Standing 2.6m (6'7”) on the podium, Zac dwarfed the sailors in first second place when he received his medal.

The Year 11 Ballina Coast High School student said while he was happy to make the top three, he was disappointed in his performance.

But tearing around a course at speeds up to 30knots (approximately 55kmh) on a trapeze, while your craft gets up on the foil under each of the two hull is the equivalent of turning on a tuppence in a tornado.

"I know there were several former Olympians competing, but I wanted to sail much better than I did,” Zac said.

"At Sopot conditions were varied and the locals excelled in lighter conditions while in Australia we love the stronger winds.”

However, Zac performance in the yacht class which is acknowledged by experts as being the formula one of the sailing world, is extremely competitive.

While Class A Catamarans are easy for an experienced sailor to sail, they are very difficult to sail at high speeds.

Now Zac is looking forward to racing over the summer and preparing to compete in the Australian A-Class Championships at Lake Macquarie just after Christmas.

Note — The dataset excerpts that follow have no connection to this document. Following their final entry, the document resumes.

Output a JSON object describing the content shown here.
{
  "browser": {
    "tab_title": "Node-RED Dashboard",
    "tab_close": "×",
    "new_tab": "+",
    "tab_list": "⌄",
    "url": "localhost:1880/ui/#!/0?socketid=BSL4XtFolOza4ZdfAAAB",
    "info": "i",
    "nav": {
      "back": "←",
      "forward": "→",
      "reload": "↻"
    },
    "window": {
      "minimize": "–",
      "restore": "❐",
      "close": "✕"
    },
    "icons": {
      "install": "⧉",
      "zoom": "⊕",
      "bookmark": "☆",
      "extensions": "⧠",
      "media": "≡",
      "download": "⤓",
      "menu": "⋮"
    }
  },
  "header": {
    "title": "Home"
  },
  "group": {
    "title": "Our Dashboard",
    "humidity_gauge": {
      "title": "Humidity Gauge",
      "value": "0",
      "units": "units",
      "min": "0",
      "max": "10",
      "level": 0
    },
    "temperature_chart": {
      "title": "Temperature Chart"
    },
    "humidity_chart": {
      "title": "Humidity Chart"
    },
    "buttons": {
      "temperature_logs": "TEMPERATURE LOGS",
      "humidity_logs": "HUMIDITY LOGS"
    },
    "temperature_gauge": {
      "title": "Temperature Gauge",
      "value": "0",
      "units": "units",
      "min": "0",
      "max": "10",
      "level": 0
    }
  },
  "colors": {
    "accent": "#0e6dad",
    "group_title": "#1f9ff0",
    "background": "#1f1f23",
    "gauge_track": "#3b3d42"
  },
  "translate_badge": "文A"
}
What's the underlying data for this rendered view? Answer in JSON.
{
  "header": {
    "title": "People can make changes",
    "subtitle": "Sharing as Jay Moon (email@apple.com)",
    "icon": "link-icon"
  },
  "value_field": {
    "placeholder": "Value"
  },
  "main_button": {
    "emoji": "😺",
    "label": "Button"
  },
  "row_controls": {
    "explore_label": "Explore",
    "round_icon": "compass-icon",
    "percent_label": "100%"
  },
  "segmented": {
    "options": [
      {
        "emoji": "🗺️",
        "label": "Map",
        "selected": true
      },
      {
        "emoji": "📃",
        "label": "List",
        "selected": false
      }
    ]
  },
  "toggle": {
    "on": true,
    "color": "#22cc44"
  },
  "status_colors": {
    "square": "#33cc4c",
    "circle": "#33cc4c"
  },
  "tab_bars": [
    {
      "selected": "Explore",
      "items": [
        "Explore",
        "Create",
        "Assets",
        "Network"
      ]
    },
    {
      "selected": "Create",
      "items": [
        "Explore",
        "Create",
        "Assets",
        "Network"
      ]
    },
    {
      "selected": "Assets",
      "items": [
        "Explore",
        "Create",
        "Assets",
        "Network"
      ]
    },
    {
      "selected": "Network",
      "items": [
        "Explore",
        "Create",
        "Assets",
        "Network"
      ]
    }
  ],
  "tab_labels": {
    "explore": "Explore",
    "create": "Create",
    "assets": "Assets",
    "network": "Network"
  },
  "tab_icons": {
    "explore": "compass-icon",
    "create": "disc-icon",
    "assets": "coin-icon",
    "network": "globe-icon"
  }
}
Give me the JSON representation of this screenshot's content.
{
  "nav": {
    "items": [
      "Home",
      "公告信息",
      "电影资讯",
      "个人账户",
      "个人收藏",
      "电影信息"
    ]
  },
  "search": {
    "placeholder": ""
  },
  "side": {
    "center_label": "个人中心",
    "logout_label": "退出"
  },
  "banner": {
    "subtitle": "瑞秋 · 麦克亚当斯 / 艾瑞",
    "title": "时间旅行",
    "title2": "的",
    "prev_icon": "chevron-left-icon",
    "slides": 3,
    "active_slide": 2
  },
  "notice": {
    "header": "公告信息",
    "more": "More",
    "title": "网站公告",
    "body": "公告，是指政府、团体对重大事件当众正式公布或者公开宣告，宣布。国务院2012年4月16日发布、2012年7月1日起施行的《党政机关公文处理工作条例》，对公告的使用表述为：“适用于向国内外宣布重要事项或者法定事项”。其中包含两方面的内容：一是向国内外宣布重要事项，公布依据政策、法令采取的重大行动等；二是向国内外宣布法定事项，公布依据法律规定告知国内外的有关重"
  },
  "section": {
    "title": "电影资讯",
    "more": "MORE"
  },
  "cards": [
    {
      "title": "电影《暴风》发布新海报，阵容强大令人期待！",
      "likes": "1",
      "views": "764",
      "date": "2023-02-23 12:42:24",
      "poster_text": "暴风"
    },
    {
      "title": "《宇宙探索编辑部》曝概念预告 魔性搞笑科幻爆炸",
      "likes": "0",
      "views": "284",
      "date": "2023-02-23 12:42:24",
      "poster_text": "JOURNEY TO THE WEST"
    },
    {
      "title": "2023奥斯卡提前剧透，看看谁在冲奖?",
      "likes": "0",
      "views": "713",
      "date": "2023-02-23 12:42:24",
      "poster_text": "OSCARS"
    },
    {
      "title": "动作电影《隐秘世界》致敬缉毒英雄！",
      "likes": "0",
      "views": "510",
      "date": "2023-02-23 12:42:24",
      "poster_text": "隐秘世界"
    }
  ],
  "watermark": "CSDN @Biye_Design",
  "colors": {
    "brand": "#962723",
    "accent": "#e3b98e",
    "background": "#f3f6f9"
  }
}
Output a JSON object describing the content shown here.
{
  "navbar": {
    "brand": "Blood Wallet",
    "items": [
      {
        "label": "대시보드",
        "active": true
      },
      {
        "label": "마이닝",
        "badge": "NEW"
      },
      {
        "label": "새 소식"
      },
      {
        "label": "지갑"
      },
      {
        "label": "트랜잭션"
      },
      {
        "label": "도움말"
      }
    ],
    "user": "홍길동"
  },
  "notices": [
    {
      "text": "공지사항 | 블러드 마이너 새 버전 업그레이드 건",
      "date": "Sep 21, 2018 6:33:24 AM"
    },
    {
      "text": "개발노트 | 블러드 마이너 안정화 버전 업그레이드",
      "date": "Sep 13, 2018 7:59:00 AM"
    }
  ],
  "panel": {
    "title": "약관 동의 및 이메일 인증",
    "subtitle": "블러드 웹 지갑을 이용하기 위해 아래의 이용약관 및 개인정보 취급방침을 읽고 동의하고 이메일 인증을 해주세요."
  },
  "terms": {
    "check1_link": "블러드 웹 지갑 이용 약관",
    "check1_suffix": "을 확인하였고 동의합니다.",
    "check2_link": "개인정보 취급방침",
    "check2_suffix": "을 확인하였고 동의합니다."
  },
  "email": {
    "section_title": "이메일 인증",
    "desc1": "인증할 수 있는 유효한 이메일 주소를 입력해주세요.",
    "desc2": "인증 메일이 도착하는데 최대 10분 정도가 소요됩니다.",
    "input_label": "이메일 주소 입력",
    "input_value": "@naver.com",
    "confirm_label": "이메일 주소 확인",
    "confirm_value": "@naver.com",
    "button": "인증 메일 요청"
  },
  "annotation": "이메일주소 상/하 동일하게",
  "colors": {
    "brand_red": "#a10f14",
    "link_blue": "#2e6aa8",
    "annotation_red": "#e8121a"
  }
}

"I', also looking forward to the 2018 world titles which will be held in Harvey Bay, Queensland, around November,” he said.

At Richmond River Sailing and Rowing Club, president Phill Robbins said the club was thrilled Zac did so well.

"We are very proud of him,” Robbins said.

"It was an amazing achievement, Zac was supported by dad who went over there with him and we are happy to have three generations of the family involved in the club.”